Dulce de Leche

Quando um navio da Navegação Dodero atracava em Porto Alegre, com porões abarrotados de trigo da Argentina, os escritórios de cabotagem da Avenida Mauá …

Quando um navio da Navegação Dodero atracava em Porto Alegre, com porões abarrotados de trigo da Argentina, os escritórios de cabotagem da Avenida Mauá recebiam caixas de papelão recheadas com preciosidades gastronômicas, desconhecidas pela grande maioria dos portoalegrenses. Os regalos cumpriam com perfeição sua finalidade: os navios da Dodero eram os primeiros a serem liberados de suas cargas.
Em nossa família, era fácil saber que o "Presidente Perón" ou o "17 de Octubre" haviam chegado. Era quando meu pai chegava em casa com um embrulho de papel pardo, atado com barbante encerado.
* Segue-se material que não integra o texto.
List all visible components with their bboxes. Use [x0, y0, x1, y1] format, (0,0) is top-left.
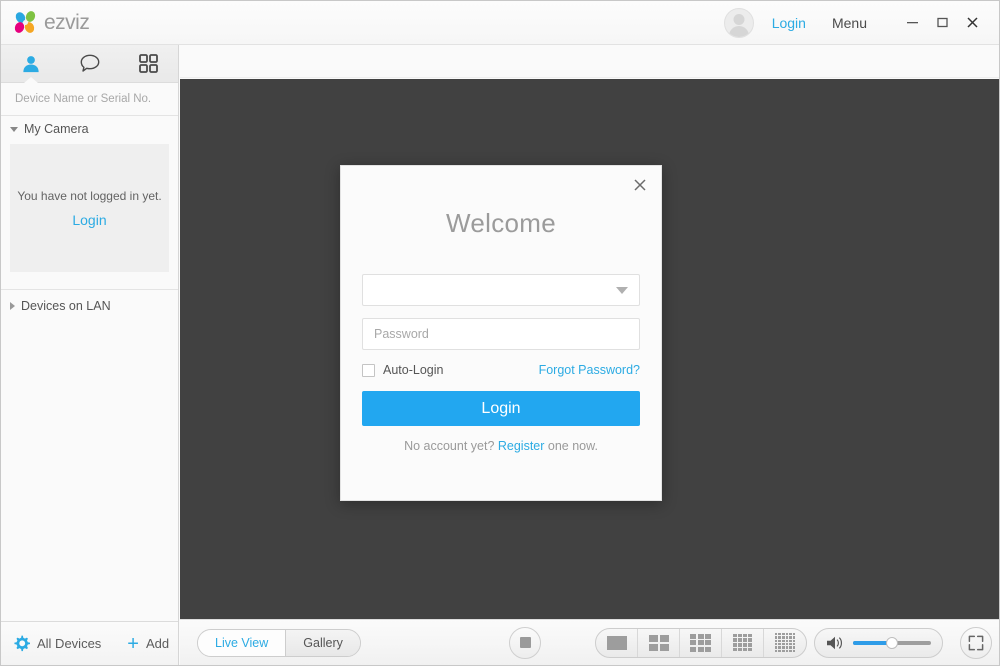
my-camera-empty-state: You have not logged in yet. Login [10, 144, 169, 272]
password-input[interactable] [374, 327, 628, 341]
sidebar-tab-messages[interactable] [60, 45, 119, 82]
gear-icon [13, 635, 30, 652]
chevron-down-icon [10, 127, 18, 132]
volume-slider-knob[interactable] [886, 637, 898, 649]
sidebar-section-label: Devices on LAN [21, 299, 111, 313]
main-top-strip [180, 45, 999, 78]
avatar[interactable] [724, 8, 754, 38]
register-prompt: No account yet? Register one now. [341, 439, 661, 453]
password-field[interactable] [362, 318, 640, 350]
fullscreen-icon [968, 635, 984, 651]
grid-apps-icon [139, 54, 158, 73]
layout-6x6-button[interactable] [764, 629, 806, 657]
minimize-icon[interactable] [897, 8, 927, 38]
ezviz-logo-icon [15, 11, 41, 35]
all-devices-label: All Devices [37, 636, 101, 651]
close-icon[interactable] [957, 8, 987, 38]
login-dialog: Welcome Auto-Login Forgot Password? Logi… [340, 165, 662, 501]
auto-login-checkbox[interactable]: Auto-Login [362, 363, 443, 377]
title-bar: ezviz Login Menu [1, 1, 999, 45]
maximize-icon[interactable] [927, 8, 957, 38]
brand-name: ezviz [44, 11, 89, 35]
chevron-right-icon [10, 302, 15, 310]
sidebar-section-devices-on-lan[interactable]: Devices on LAN [1, 293, 178, 319]
device-search-row[interactable] [1, 83, 178, 116]
ezviz-application-window: ezviz Login Menu [0, 0, 1000, 666]
sidebar-tab-bar [1, 45, 178, 83]
sidebar: My Camera You have not logged in yet. Lo… [1, 45, 179, 665]
stop-all-button[interactable] [509, 627, 541, 659]
search-input[interactable] [15, 93, 169, 105]
tab-gallery[interactable]: Gallery [286, 630, 360, 656]
forgot-password-link[interactable]: Forgot Password? [539, 363, 640, 377]
layout-1x1-button[interactable] [596, 629, 638, 657]
register-prefix: No account yet? [404, 439, 498, 453]
register-link[interactable]: Register [498, 439, 545, 453]
login-button[interactable]: Login [362, 391, 640, 426]
chat-bubble-icon [80, 54, 100, 73]
fullscreen-button[interactable] [960, 627, 992, 659]
username-field[interactable] [362, 274, 640, 306]
sidebar-tab-devices[interactable] [1, 45, 60, 82]
layout-selector [595, 628, 807, 658]
sidebar-tab-apps[interactable] [119, 45, 178, 82]
sidebar-login-link[interactable]: Login [72, 212, 106, 228]
layout-2x2-button[interactable] [638, 629, 680, 657]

A gente desatava aquele nó, sabendo muito bem o que continham as caixinhas amarelas, com o letreiro "Havanna" em vermelho.
Brincalhão, meu pai distribuía as delícias, imitando um speaker argentino:
"Estos son los alfajores Havanna, preciosas galletitas rellenas com dulce de leche y cubiertas com el más puro chocolate semiamargo".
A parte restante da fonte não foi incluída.